LINE公式アカウントの自動返信は無料で使えますか?
応答メッセージ機能はLINE公式アカウントのフリープランでも利用できます。ただしメッセージ通数に月間上限があります。問い合わせ件数が多い場合はプランの確認が必要です。

キーワード応答が全然引っかからないのですが……
LINEの標準キーワード応答は完全一致が基本のため、言い回しが少し違うと反応しません。「予約」「よやく」「よてい」など同義のキーワードを複数登録するか、AIとの連携に切り替えることで解消できます。

LINEのWebhook設定は難しいですか?
LINE公式アカウントの管理画面からWebhook URLを1行入力するだけです。接続先のAIコンシェルジュ側でURLが発行されるので、それをコピーして貼るだけで完了します。

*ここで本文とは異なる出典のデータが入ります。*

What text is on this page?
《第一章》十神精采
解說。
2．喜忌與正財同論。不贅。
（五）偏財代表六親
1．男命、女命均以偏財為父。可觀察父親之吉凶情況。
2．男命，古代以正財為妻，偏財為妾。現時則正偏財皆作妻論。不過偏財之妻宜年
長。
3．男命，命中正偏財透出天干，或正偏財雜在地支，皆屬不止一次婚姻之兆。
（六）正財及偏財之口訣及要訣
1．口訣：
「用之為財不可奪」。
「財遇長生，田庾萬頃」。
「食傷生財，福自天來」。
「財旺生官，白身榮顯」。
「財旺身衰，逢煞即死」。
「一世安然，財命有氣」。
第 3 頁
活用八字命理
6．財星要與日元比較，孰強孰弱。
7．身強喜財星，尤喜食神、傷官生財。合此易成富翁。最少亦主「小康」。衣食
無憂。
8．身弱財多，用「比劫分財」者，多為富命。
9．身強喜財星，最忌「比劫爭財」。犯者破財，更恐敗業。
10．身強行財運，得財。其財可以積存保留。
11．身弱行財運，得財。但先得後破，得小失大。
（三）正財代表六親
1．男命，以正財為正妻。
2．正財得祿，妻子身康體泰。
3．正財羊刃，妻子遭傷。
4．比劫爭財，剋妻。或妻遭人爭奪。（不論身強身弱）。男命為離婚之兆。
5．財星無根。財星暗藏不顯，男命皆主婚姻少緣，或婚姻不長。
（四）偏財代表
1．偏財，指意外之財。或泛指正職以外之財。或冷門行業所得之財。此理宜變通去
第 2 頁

プログラミングの知識は不要です。

どの業種に向いていますか?
予約・料金・アクセスなど、繰り返し来る問い合わせがある業種は全般的に向いています。美容サロン、整骨院、士業、教室運営、ECショップなど、一人〜数人規模の事業者に特に効果が出やすいです。

まとめ

LINEの標準自動返信は「受け付けました」を伝える機能です。AIコンシェルジュはそこから先、「お客さんの質問に答えて、予約まで繋ぐ」機能です。夜間の問い合わせを翌朝まで寝かせておくのをやめたいなら、まず標準機能を設定し、次にAIとの接続を検討するという順番が現実的です。

一人でできる仕事の量には限界がありますが、AIに任せられる接客には上限がありません。今夜届く問い合わせから、すでに自動化が始まっています。